The presidential nominees of both US major parties, Republican senator John McCain and his rival, Democratic senator Barack Obama, plan to attend ceremonies at Ground Zero, site of the destroyed towers.

Both candidates have agreed to call off their election rhetoric and suspend campaign television ads on that day out of respect for the dead from the 9/11 attacks, which targeted New York and Washington.

McCain and Obama issued a joint statement this week: “All of us came together on 9/11 – not as Democrats or Republicans but as Americans. We were united as one American family. On Thursday, we will put aside politics and come together to renew that unity.”

The emphasis on the seventh anniversary has shifted to educating new generations about terrorist threats and the way families of victims survive the loss of loved ones.

The National Sept 11 Memorial and Museum this week unveiled programmes for classroom remembrances, distributed to selected schools across the United States.
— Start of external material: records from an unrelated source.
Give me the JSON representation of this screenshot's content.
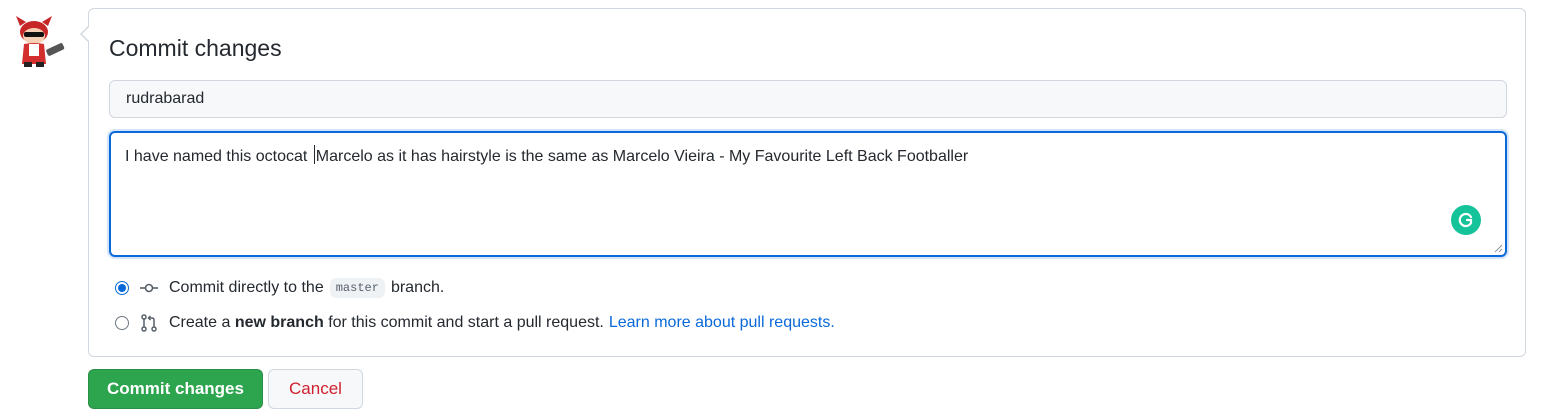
{
  "form": {
    "title": "Commit changes",
    "summary_value": "rudrabarad",
    "description_before_caret": "I have named this octocat ",
    "description_after_caret": "Marcelo as it has hairstyle is the same as Marcelo Vieira - My Favourite Left Back Footballer"
  },
  "options": {
    "direct": {
      "checked": true,
      "text_before": "Commit directly to the",
      "branch": "master",
      "text_after": "branch."
    },
    "new_branch": {
      "checked": false,
      "text_before": "Create a",
      "bold": "new branch",
      "text_after": "for this commit and start a pull request.",
      "link": "Learn more about pull requests."
    }
  },
  "buttons": {
    "commit_label": "Commit changes",
    "cancel_label": "Cancel"
  },
  "colors": {
    "commit_button": "#2da44e",
    "cancel_text": "#cf222e",
    "link": "#0969da",
    "focus_border": "#0969da"
  },
  "icons": [
    "avatar-octocat",
    "git-commit-icon",
    "git-pull-request-icon",
    "grammarly-icon"
  ]
}
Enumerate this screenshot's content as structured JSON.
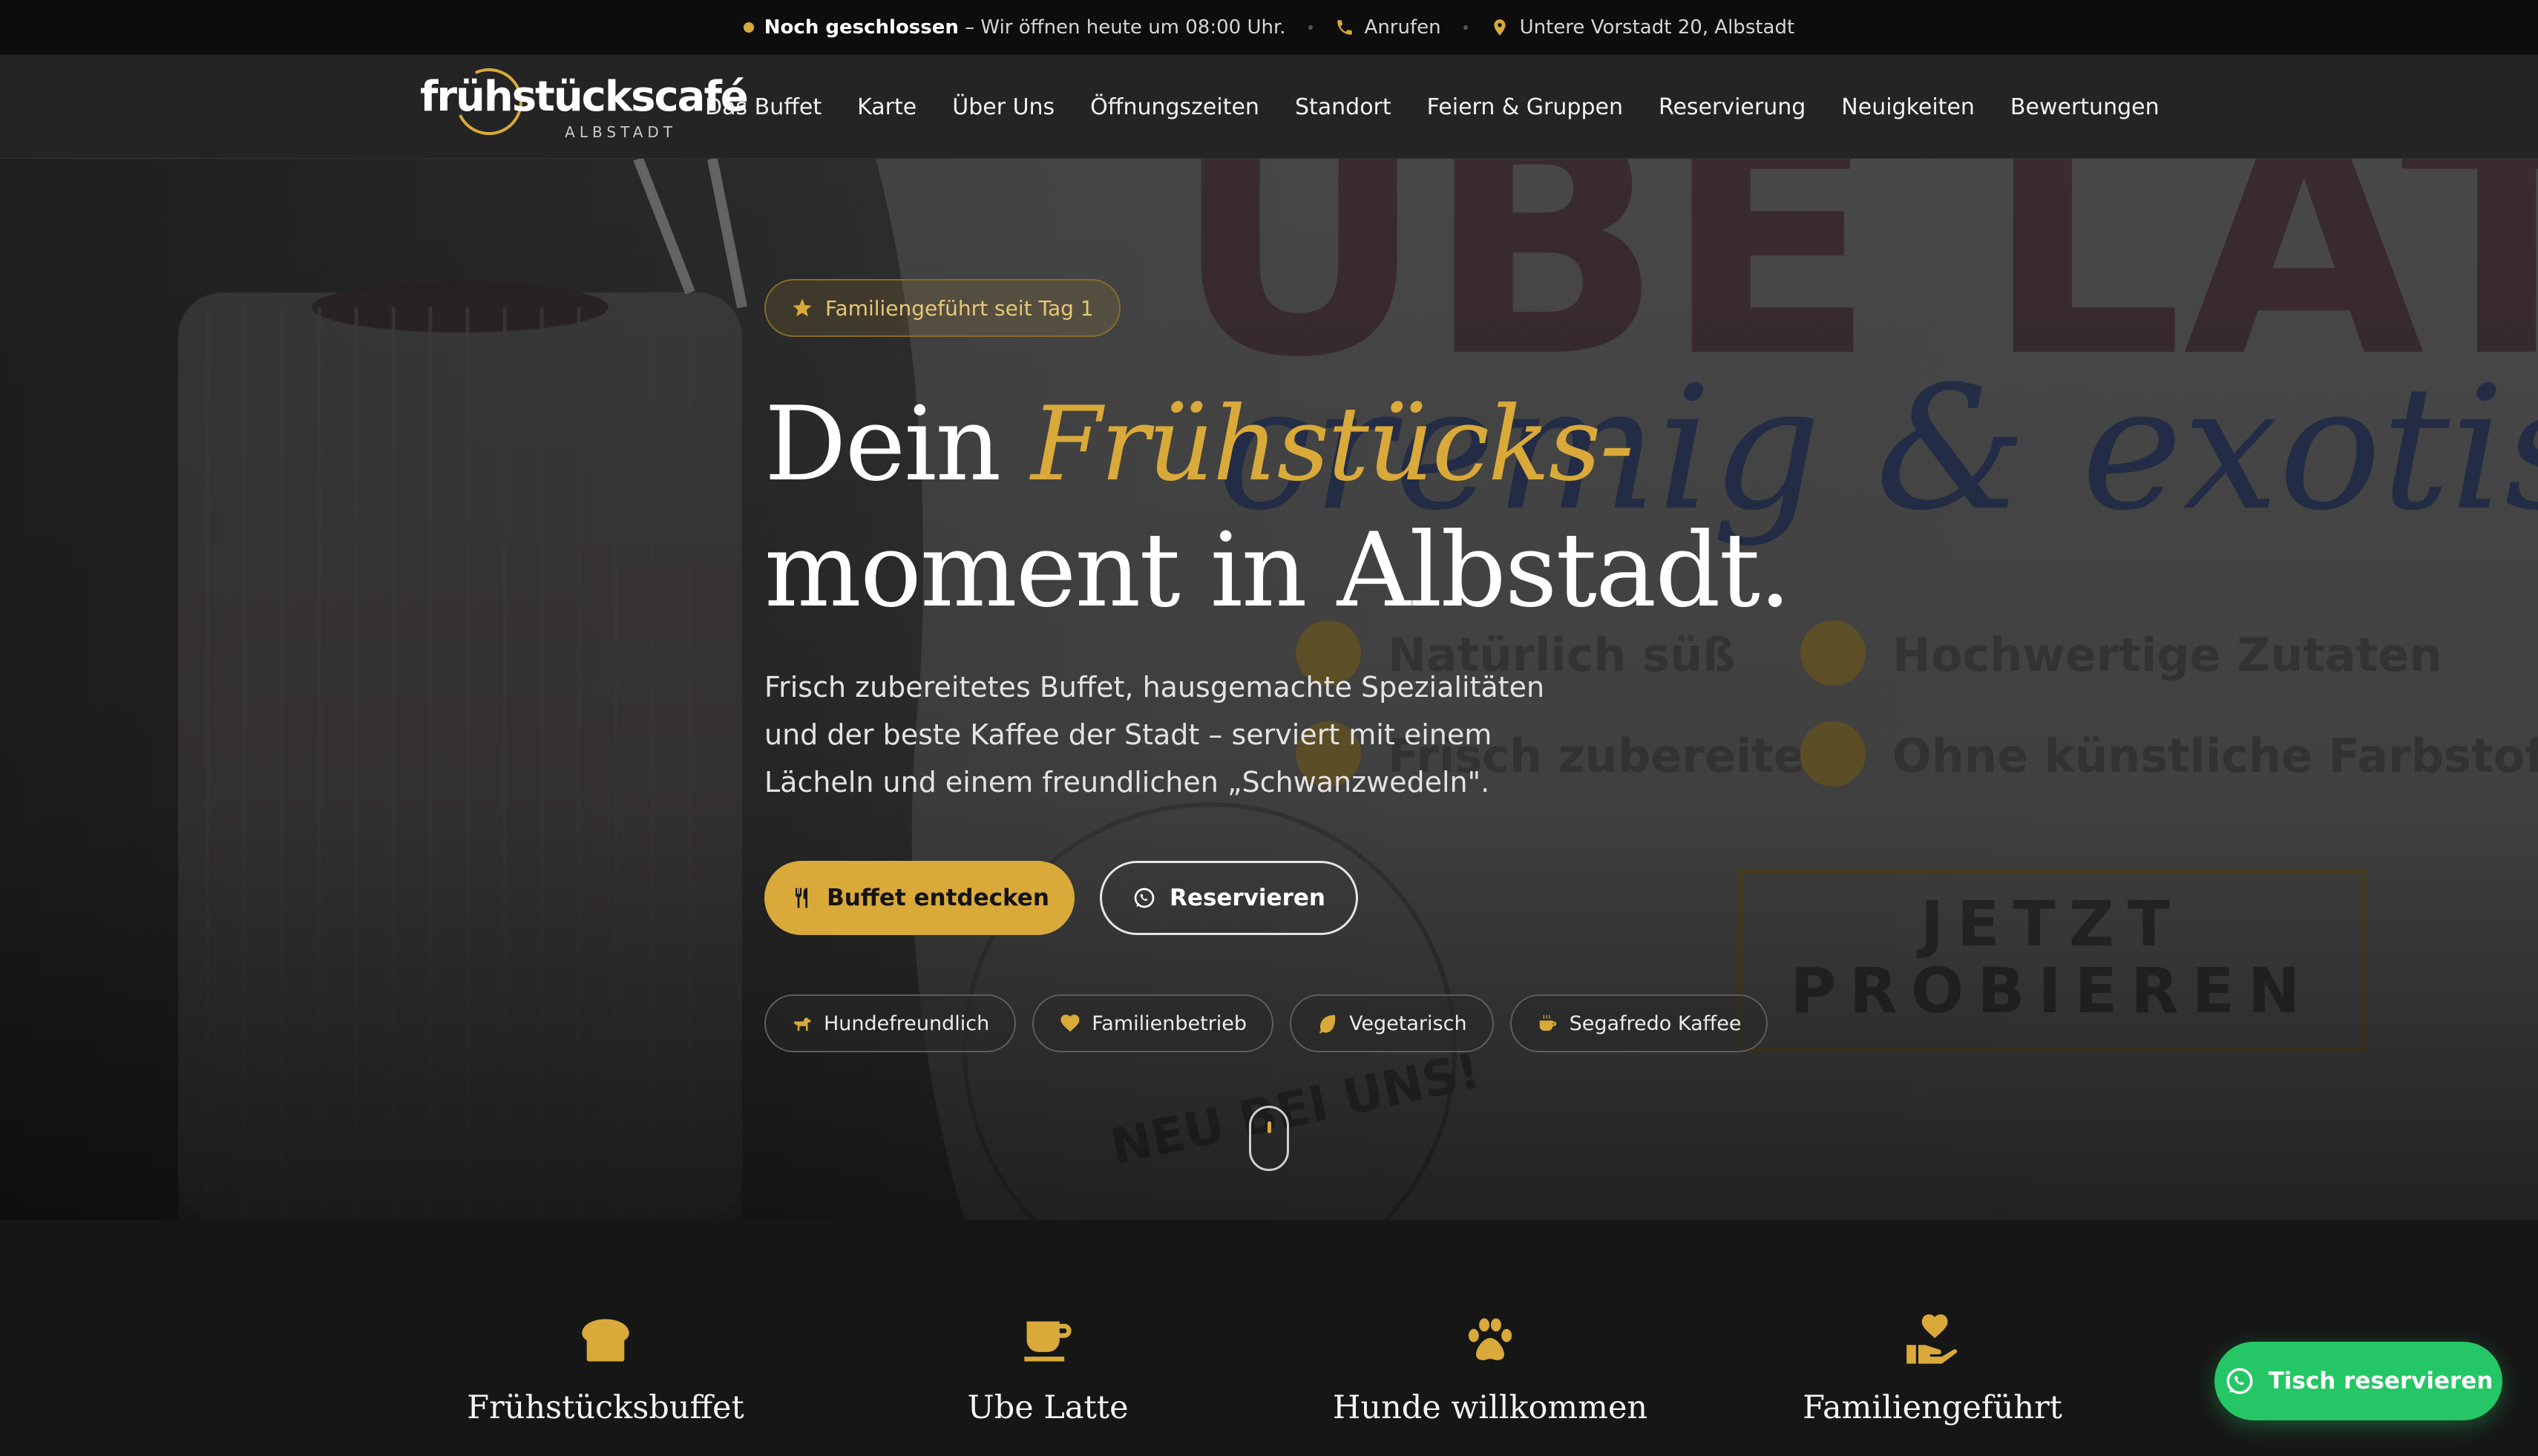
{
  "colors": {
    "accent": "#d9a93a",
    "whatsapp": "#25c665",
    "nav_bg": "#242424",
    "topbar_bg": "#0d0d0d"
  },
  "topbar": {
    "status_strong": "Noch geschlossen",
    "status_text": " – Wir öffnen heute um 08:00 Uhr.",
    "call_label": "Anrufen",
    "address": "Untere Vorstadt 20, Albstadt",
    "icons": [
      "status-dot-icon",
      "phone-icon",
      "map-pin-icon"
    ]
  },
  "logo": {
    "main": "frühstückscafé",
    "sub": "ALBSTADT"
  },
  "nav": {
    "items": [
      "Das Buffet",
      "Karte",
      "Über Uns",
      "Öffnungszeiten",
      "Standort",
      "Feiern & Gruppen",
      "Reservierung",
      "Neuigkeiten",
      "Bewertungen"
    ]
  },
  "hero": {
    "badge": "Familiengeführt seit Tag 1",
    "headline_1": "Dein ",
    "headline_accent": "Frühstücks-",
    "headline_2": "moment in Albstadt.",
    "lead": "Frisch zubereitetes Buffet, hausgemachte Spezialitäten und der beste Kaffee der Stadt – serviert mit einem Lächeln und einem freundlichen „Schwanzwedeln\".",
    "primary_button": "Buffet entdecken",
    "secondary_button": "Reservieren",
    "chips": [
      "Hundefreundlich",
      "Familienbetrieb",
      "Vegetarisch",
      "Segafredo Kaffee"
    ],
    "background_poster": {
      "title": "UBE LATTE",
      "script": "cremig & exotisch",
      "checks": [
        "Natürlich süß",
        "Hochwertige Zutaten",
        "Frisch zubereitet",
        "Ohne künstliche Farbstoffe"
      ],
      "cta": "JETZT PROBIEREN",
      "stamp": "NEU BEI UNS!"
    }
  },
  "features": [
    {
      "label": "Frühstücksbuffet",
      "icon": "bread-icon"
    },
    {
      "label": "Ube Latte",
      "icon": "coffee-cup-icon"
    },
    {
      "label": "Hunde willkommen",
      "icon": "paw-icon"
    },
    {
      "label": "Familiengeführt",
      "icon": "heart-hand-icon"
    }
  ],
  "fab": {
    "label": "Tisch reservieren"
  }
}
The outreach scheme will identify teachers to work in partnership with the memorial foundation to teach in classrooms about the attacks on Sep tember 11, 2001.

The memorial – for the nearly 3,000 victims of the 2001 terrorist attacks against New York and the Pentagon defence headquarters outside Washington, plus the prelude attack of the 1993 the World Trade Center truck bombing – is being built at Ground Zero, site of the original towers.

The memorial, designed and created by Michael Arad and Peter Walker, consists of two pools resting on the original two footprints of the 100-storey twin towers, which collapsed soon after being struck by hijacked airliners on Sep 11.

But construction costs have soared to nearly $1 billion, forcing several reviews of the plan and delay in the construction of the memorial.

Sonnet Takahisa, education director for the Memorial and Museum, said: “The record of the events of Sep 11, the significance of those events, and our understanding of their impact are still evolving. We know that teachers feel ill-prepared to address 9/11 in their classrooms, and we hope to provide resources for teachers to use that will encourage and facilitate discussion.”

Among material offered for classroom remembrances are documentaries recounting the events of 9/11 from the perspectives of family members, survivors and rescue workers.

US classrooms currently have no formal curriculum on 9/11.

The new World Trade Center, also besieged by soaring construction costs and constant reviews to make it an attack-proof fortress, will not be completed until after 2011, two years later than originally planned.

A Freedom Tower will adorn the center at 1,776 feet, a height chosen to recall the US Declaration of Independence of 1776.

The 9/11 attacks killed more than 2,700 people in New York, including 300 firefighters and police trapped after rushing into the towers to save the thousands of people working inside. The trauma has lingered with thousands of New Yorkers who lost friends or relatives or who continued to suffer mentally or physically.

New York City Mayor Michael Bloomberg recently launched a programme to reach out to New Yorkers who still suffer health problems related to the terrorist attacks, with ads spanning television, radio and print media. The programme is part of a $5 million campaign to provide free health care to those who need help.